Australia’s final game on home soil before they jet off to South America for the World Cup ended in a 1-1 draw with South Africa.
The Socceroos looked bright and sharp for the most part, and also demonstrated fighting spirit as they had to come back from a goal behind to earn a draw.
There were positives to take from the game, but Australia will have to step up a level or two to progress from an extremely tough group in Brazil, which sees them pitted alongside reigning champions Spain, Netherlands—who were beaten finalists in South Africa—and Chile.
Australia made an extremely bright start and it took a fine save from Senzo Meyiwa to keep out Tommy Oar’s deflected strike.
From the resulting corner, Mathew Leckie rose high to head on goal but Meyiwa was again the equal of the effort.

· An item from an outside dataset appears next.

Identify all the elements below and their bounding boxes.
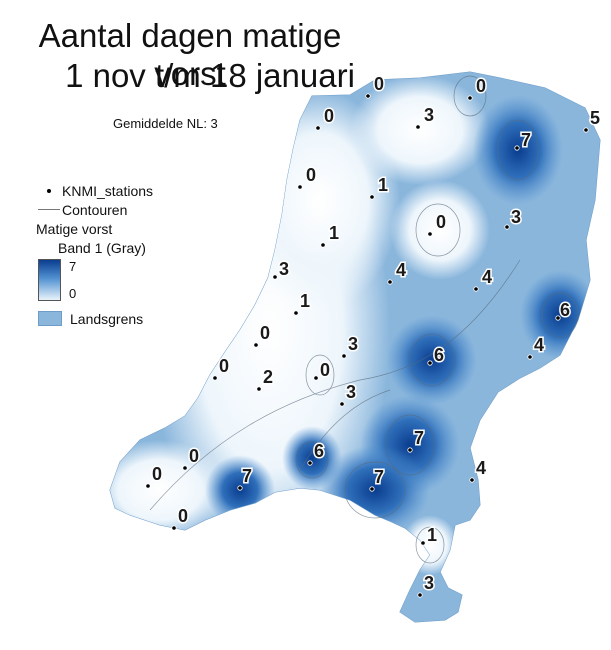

A raft of withdrawals from the South Africa squad led to fears that they would not pose a sufficient test for Australia, but Bafana Bafana sprung a surprise on 13 minutes.
With their first attack of the match, Ayanda Patosi curled home with his right foot after Australia had failed to clear their lines in the box.
The Australia response was swift and clinical. A deep cross tempted Meyiwa off his line, but he was comprehensively beaten to the ball by Tim Cahill, who scored yet another goal with his head.
Would anyone be surprised if Tim Cahill took a penalty by placing the ball on the spot, running up and diving at it with his head? #AUSvRSA— Sam Pang (@MrSamPang) May 26, 2014
The Socceroos continued to press, with Mark Milligan seeing a shot saved by Meyiwa and Oar lashing an effort over the bar.
Patosi came close to stunning Australia for a second time moments after the interval when letting fly from long range, but the effort flew just wide.
The pitch at the ANZ Stadium in Sydney left plenty to be desired, but both teams were keen to get the ball down and play.
Leckie had the look of a player keen to make an impression on his manager, and he drove forward with purpose on 57 minutes but dragged his shot wide of target.
Postecoglou made changes as the game progressed, giving him the chance to assess his options, while the one major concern was the sight of Ivan Franjic limping off with 55 minutes on the clock.
Second-half substitute Oliver Bozanic went close to grabbing a winner in injury time, but his header drifted inches wide with Meyiwa beaten.
The Australia coach will now trim his squad to 27, before naming his final 23 for the World Cup on June 2.